“I have done all I could for him since he came here [Genoa], but it is all most useless. His wife is ill, his six children far from tractable, and in worldly affairs he himself is a child. The death of Shelley left them totally aground; and I could not see them in such a state without using the common feelings of humanity, and what means were in my power, to set them afloat again.... As to any community of feeling, thought, or opinion between him and me there is little or none; but I think him a good-principled man, and must do as I would be done by.”
Toward Shelley, Byron entertained the greatest respect and affection for his suavity, gentleness, and good breeding; and Shelley’s accidental death was a great shock to him. Among his other intimate acquaintances in Italy were Lord and Lady Blessington, with whom he kept up a pleasant correspondence. The most plaintive, sad, and generous of all his letters was the one he wrote to Lady Byron from Pisa, in 1821, in acknowledgment of the receipt of a tress of his daughter Ada’s hair:—
“The time which has elapsed since our separation has been considerably more than the whole brief period of our union and of our prior acquaintance. We both made a bitter mistake; but now it is over, and irrecoverably so.... But this very impossibility of reunion seems to me at least a reason why on all the few points of discussion which can arise between us, we should preserve the courtesies of life, and as much of its kindness as people who are never to meet may preserve more easily than nearer connections.... I assure you I bear you now no resentment whatever. Whether the offence has been solely on my side, or reciprocal, or on yours chiefly, I have ceased to reflect upon any but two things,—that you are the mother of my child, and that we shall never meet again.”

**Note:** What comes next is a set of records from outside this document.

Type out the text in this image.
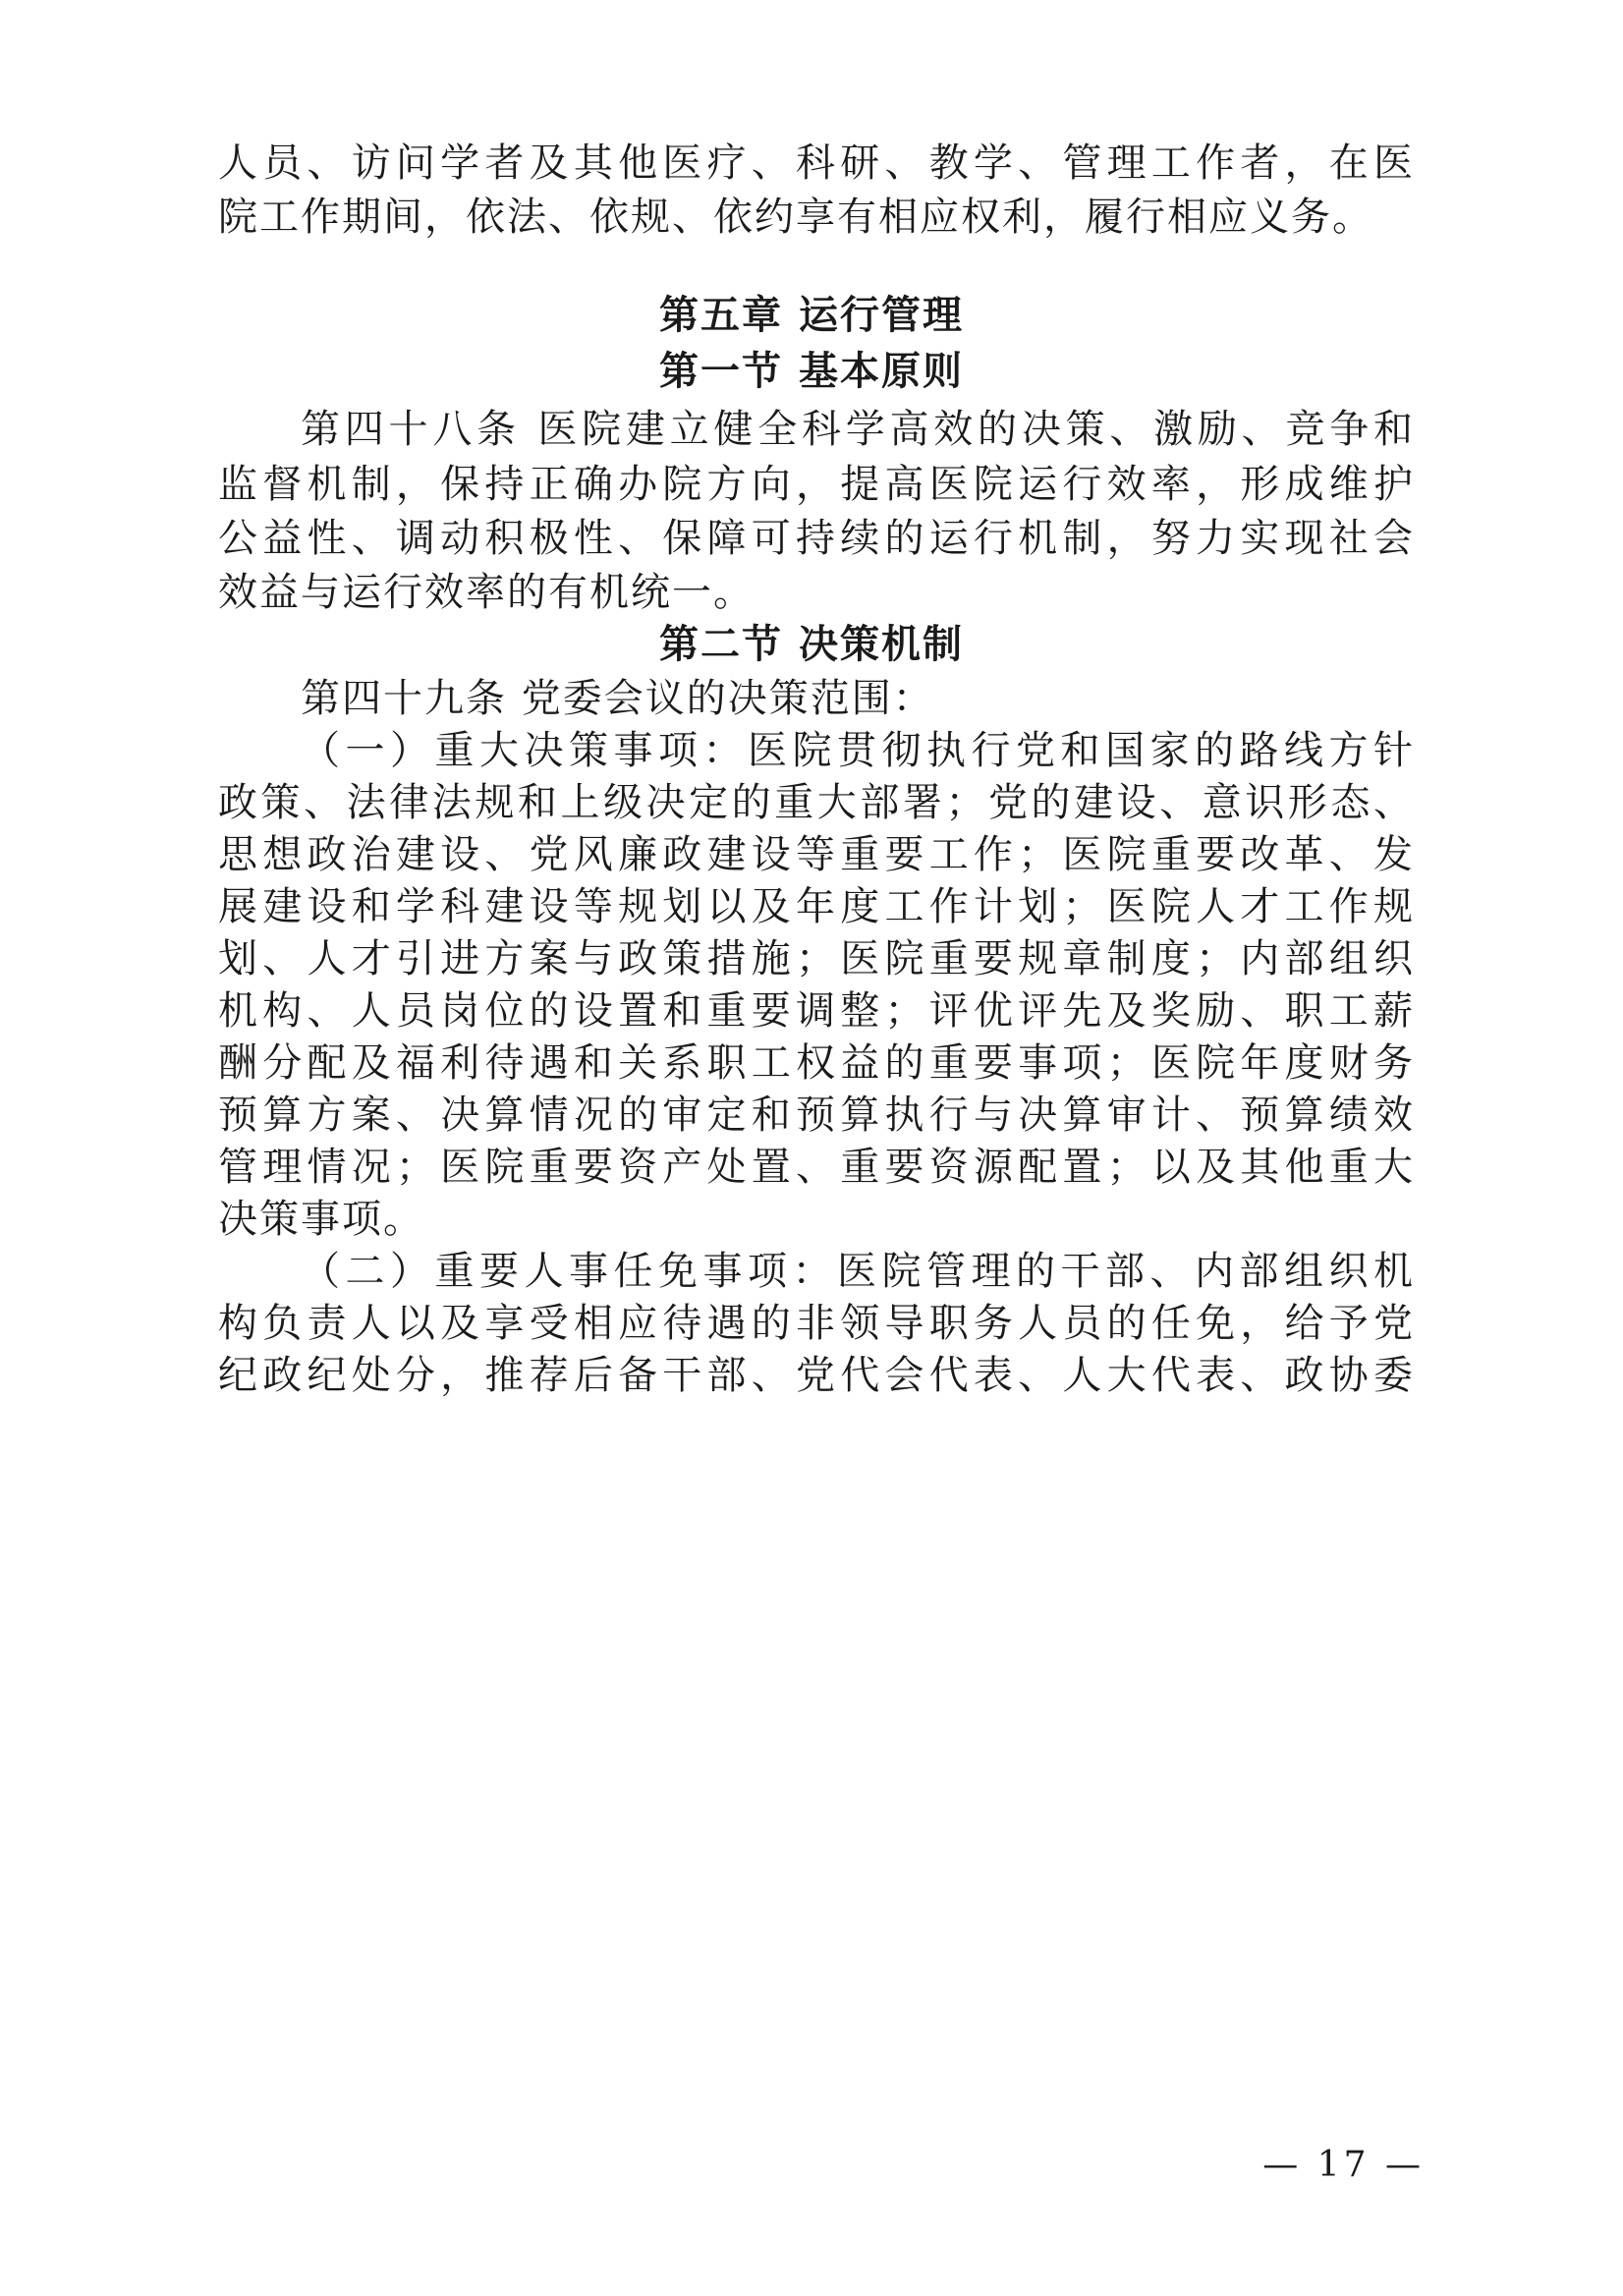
人员、访问学者及其他医疗、科研、教学、管理工作者，在医
院工作期间，依法、依规、依约享有相应权利，履行相应义务。
第五章 运行管理
第一节 基本原则
第四十八条 医院建立健全科学高效的决策、激励、竞争和
监督机制，保持正确办院方向，提高医院运行效率，形成维护
公益性、调动积极性、保障可持续的运行机制，努力实现社会
效益与运行效率的有机统一。
第二节 决策机制
第四十九条 党委会议的决策范围：
（一）重大决策事项：医院贯彻执行党和国家的路线方针
政策、法律法规和上级决定的重大部署；党的建设、意识形态、
思想政治建设、党风廉政建设等重要工作；医院重要改革、发
展建设和学科建设等规划以及年度工作计划；医院人才工作规
划、人才引进方案与政策措施；医院重要规章制度；内部组织
机构、人员岗位的设置和重要调整；评优评先及奖励、职工薪
酬分配及福利待遇和关系职工权益的重要事项；医院年度财务
预算方案、决算情况的审定和预算执行与决算审计、预算绩效
管理情况；医院重要资产处置、重要资源配置；以及其他重大
决策事项。
（二）重要人事任免事项：医院管理的干部、内部组织机
构负责人以及享受相应待遇的非领导职务人员的任免，给予党
纪政纪处分，推荐后备干部、党代会代表、人大代表、政协委
— 17 —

At this period, about a year before Byron’s death, Moore thus writes:—
“To the world, and more especially England, he presented himself in no other aspect than that of a stern, haughty misanthrope, self-banished from the society of men, and most of all from that of Englishmen. The more beautiful and genial inspirations of his muse were looked upon but as lucid intervals between the paroxysms of an inherent malignancy of nature. But how totally all this differed from the Byron of the social hour, they who lived in familiar intercourse with him may be safely left to tell. As it was, no English gentleman ever approached him with the common forms of introduction, that did not come away at once surprised and charmed by the kind courtesy of his manners, the unpretending play of his conversation, and on nearer intercourse the frank, youthful spirits, to the flow of which he gave way with such zest as to produce the impression that gaiety was after all the true bent of his disposition.”
Scott, writing of him after his death, says,—
“In talents he was unequalled; and his faults were those rather of a bizarre temper, arising from an eager and irritable nervous habit, than any depravity of disposition. He was devoid of selfishness, which I take to be the basest ingredient in the human composition. He was generous, humane, and noble-minded, when passion did not blind him.”